第26章 閑章:サロメ【後編】
やがて季節は巡り、泉は高等学校を主席で卒業。そのまま公安局への就職が決まった。
槙島にプレゼントされたスーツを着れば、くるりと回って見せた。
「先生!どうですか?」
「うん。似合うよ。日向くんは美人だからね。」
パチパチと手を叩いた槙島の側に寄れば、泉はジッと槙島を見上げる。
その意図が分かった槙島はそっとその長身を屈めて泉の唇にキスをした。
「ん――、先生。
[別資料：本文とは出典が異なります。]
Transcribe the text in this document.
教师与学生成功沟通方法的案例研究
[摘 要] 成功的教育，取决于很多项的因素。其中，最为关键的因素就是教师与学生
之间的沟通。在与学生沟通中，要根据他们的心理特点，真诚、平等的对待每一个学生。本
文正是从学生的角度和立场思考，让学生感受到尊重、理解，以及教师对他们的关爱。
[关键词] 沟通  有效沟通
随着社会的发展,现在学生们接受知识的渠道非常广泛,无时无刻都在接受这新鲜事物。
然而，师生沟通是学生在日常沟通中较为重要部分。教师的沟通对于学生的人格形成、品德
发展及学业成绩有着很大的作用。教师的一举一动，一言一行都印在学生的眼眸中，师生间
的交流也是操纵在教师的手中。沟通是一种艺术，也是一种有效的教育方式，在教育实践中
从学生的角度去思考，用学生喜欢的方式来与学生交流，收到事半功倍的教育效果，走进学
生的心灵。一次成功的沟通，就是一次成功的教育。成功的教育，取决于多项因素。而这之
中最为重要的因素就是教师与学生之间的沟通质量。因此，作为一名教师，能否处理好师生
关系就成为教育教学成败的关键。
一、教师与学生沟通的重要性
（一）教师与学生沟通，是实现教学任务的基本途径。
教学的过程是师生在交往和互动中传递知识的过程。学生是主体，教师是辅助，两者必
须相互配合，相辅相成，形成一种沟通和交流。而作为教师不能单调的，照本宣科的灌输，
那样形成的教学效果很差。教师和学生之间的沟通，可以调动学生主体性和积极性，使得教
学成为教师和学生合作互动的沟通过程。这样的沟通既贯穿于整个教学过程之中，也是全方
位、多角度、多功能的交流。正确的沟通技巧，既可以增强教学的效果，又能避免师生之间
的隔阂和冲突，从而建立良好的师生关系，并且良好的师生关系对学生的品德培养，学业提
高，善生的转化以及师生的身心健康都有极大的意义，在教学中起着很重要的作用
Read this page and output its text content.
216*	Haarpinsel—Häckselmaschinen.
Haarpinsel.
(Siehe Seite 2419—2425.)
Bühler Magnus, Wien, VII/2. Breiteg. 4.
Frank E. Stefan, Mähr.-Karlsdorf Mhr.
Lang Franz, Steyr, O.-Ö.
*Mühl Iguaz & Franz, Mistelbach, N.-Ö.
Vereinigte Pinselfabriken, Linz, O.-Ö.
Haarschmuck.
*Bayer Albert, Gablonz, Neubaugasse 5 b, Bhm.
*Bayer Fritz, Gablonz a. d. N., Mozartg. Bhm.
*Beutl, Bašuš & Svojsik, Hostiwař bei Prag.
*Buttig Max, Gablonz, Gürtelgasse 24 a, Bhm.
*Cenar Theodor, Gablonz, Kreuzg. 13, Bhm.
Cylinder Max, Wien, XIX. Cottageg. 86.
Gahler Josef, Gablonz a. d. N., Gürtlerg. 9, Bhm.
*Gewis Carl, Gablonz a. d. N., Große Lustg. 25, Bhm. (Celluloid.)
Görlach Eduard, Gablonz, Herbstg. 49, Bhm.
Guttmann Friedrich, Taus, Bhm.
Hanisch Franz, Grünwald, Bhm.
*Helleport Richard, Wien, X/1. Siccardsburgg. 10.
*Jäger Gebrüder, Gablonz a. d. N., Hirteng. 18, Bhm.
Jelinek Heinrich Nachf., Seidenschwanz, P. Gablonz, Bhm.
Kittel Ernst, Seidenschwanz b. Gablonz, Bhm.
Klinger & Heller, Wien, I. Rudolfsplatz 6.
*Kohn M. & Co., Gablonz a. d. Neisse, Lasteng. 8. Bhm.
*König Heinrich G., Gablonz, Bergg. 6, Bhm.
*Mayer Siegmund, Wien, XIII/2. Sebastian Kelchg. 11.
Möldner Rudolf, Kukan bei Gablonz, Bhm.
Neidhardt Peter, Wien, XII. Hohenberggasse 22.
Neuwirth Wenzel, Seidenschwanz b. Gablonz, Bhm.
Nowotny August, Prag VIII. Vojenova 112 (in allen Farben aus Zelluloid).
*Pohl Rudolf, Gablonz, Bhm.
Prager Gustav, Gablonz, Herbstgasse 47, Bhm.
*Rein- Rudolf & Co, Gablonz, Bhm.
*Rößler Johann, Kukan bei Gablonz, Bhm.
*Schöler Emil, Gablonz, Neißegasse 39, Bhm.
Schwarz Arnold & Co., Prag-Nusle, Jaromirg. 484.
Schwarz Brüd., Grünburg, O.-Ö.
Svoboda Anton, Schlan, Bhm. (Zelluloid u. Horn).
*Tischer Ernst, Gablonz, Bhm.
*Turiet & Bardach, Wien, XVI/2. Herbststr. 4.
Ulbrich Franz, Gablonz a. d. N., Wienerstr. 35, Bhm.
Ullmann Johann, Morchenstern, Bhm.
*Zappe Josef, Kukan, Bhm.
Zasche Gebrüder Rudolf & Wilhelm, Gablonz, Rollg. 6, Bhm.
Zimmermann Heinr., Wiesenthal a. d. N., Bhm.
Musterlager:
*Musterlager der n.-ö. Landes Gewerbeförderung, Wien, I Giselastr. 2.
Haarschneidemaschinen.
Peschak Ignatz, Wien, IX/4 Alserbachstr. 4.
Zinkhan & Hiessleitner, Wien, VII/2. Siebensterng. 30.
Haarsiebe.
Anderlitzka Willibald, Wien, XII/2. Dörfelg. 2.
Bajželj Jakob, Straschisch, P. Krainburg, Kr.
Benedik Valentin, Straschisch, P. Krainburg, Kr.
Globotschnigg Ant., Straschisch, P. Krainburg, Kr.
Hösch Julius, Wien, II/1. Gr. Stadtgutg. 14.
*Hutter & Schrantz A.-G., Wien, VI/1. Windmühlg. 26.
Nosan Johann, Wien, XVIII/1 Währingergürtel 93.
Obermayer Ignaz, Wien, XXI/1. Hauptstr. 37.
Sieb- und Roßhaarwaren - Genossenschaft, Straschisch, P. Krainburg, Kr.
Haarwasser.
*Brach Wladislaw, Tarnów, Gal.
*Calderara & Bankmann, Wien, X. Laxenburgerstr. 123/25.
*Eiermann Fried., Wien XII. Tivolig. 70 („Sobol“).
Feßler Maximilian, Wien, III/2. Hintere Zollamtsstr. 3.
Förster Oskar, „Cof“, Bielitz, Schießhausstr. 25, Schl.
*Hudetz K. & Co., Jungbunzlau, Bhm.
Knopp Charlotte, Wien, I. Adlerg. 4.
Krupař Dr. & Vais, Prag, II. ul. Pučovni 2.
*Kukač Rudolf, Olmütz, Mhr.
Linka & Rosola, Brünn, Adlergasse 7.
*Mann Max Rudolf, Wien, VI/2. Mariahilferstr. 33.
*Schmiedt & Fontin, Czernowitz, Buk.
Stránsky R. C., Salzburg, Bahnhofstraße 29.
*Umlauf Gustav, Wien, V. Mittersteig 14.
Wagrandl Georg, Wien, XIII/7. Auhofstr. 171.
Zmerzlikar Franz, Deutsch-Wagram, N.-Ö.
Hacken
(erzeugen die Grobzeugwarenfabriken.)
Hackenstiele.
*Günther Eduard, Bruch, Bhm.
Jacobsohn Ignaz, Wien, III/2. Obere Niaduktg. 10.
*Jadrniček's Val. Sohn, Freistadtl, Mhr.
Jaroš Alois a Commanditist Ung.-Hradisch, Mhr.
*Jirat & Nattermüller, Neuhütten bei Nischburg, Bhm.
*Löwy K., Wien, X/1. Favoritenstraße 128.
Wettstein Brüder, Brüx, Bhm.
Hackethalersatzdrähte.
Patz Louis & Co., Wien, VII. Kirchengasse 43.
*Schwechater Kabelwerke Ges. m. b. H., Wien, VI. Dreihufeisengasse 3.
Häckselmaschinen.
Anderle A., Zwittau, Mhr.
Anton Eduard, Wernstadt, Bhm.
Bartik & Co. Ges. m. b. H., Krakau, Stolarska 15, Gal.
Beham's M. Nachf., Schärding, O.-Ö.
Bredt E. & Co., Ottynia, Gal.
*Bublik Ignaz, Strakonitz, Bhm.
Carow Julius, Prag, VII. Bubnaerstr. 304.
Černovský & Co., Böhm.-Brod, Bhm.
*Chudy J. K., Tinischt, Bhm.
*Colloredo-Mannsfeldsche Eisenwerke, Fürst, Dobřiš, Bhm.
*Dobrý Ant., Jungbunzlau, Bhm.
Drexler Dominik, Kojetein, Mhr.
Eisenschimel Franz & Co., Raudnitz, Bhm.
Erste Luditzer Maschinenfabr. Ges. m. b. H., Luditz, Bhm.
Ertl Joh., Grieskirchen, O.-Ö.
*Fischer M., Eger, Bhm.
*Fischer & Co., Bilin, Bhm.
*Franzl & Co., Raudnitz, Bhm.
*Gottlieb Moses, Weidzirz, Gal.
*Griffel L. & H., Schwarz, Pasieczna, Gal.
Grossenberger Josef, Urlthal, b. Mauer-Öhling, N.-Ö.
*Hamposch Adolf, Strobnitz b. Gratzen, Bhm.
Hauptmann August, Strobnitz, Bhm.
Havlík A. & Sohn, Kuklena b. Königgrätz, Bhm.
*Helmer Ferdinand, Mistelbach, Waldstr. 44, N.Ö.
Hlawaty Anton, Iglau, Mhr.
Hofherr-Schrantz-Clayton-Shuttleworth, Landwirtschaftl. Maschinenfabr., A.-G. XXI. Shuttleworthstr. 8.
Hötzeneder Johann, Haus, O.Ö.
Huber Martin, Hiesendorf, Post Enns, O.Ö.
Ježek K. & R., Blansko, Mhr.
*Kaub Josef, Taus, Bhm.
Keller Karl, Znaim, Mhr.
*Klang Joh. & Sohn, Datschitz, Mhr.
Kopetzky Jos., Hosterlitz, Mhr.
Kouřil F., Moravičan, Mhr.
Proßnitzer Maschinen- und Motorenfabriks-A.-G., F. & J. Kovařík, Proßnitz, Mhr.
」
「もう先生じゃないよ。僕の役目は終わりだ。」
そっと頭を撫でられて、泉は困ったように言う。
「――聖護、さん?」
「うん、悪くない。あんまり名前で呼ばれる事が無いから不思議な感じだよ。」
「ふふ。じゃあ私は聖護さんの特別になれたのかしら?」
嬉しそうに笑う泉の頬を、槙島はそっと撫でた。
「君はいつだって僕の『特別』だよ、泉――。」
初めて名前を呼ばれたはずなのに。
槙島の口から出た自分の名前は、今まで何故呼ばなかったのだと問い質したくなるぐらいにしっくり来ていた。
「――泉?」
黙ったままの泉を不思議そうに槙島が見る。
「昔――、私の名前を呼んだコトあった?」
その問いに一瞬だけ顔色を変えた槙島はそのまま再び泉に深く口付けた。
「――ンン!聖、護さ――!」
「――ここまで我慢した僕にご褒美をくれるかい?」
「我慢、してたの?」
机に押し倒された泉は、どこか楽しそうに笑う。
「まさか僕に性欲が無いとでも思ってた?」
「少しだけ。だっていつも軽いキスしかしてくれなかった。」
「――君は僕にとっての『聖域』だからね。軽々しく触れたくなかったんだよ。」
「相変わらず聖護さんは、詩人ね。」
「――もう黙って。」
啄むような口付けがいつしか深いものへと変わる。
泉は目を閉じれば、そっと槙島の首へと腕を回した。